Internet traffic can slow down the flow of data. Latency, as it’s called, is merely annoying when you’re on YouTube. At work, it can cause a loss of productivity.

There may also be unexpected legal implications. Privacy rules outside the U.S., particularly in Europe, are far more stringent and may be applied to your data should it be stored in an overseas data center. Also of concern is the issue of liability for breaches. A CA Technologies and Ponemon Institute study issued this year summarized the findings about data security this way:

The majority of cloud computing providers surveyed do not believe their organization views the security of their cloud services as a competitive advantage. Further, they do not consider cloud computing security as one of their most important responsibilities and do not believe their products or services substantially protect and secure the confidential or sensitive information of their customers.

Tanya Forsheit, a partner with the Info Law Group, commenting in news reports last year, warned, “Many providers of cloud services tends to offer one-size-fits-all contracts. You shouldn’t just sign up for them. You need to negotiate.”

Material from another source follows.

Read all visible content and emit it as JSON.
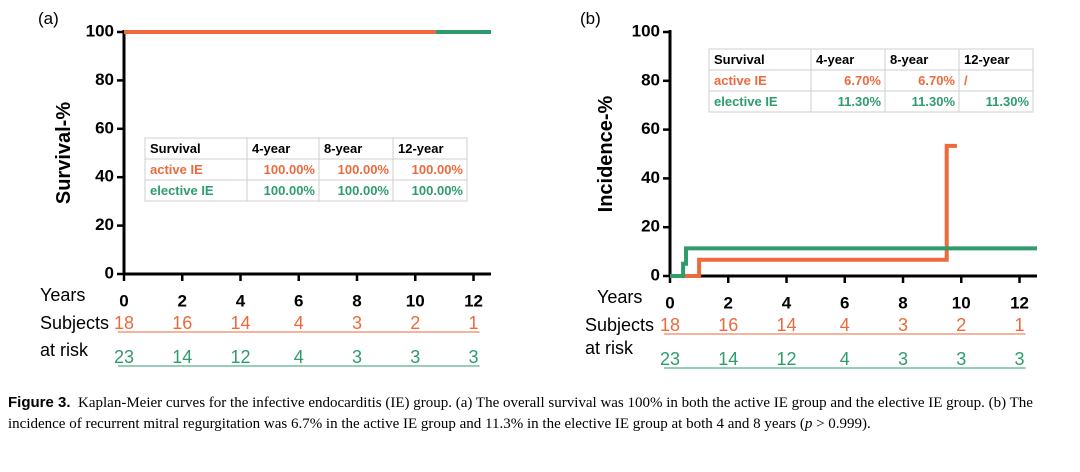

Weighing up the pros and cons, SaaS and cloud computing come out far ahead — for most companies — of buying, installing and maintaining an on-premises system, which is why the tide is turning away from software ownership.

When Siemens AG in 2009 turned toward SuccessFactors and its SaaS HR systems, it was a demonstration to the world that the cloud had come of age.

Speaking last year at a SuccessFactors users conference, Siemens CIO Norbert Kleinjohann said the system, which took less than six months to get launched, has 400,000 employee records and gets 40,000 daily logins. “I believe that cloud computing will be adopted by IT sooner than we expect.”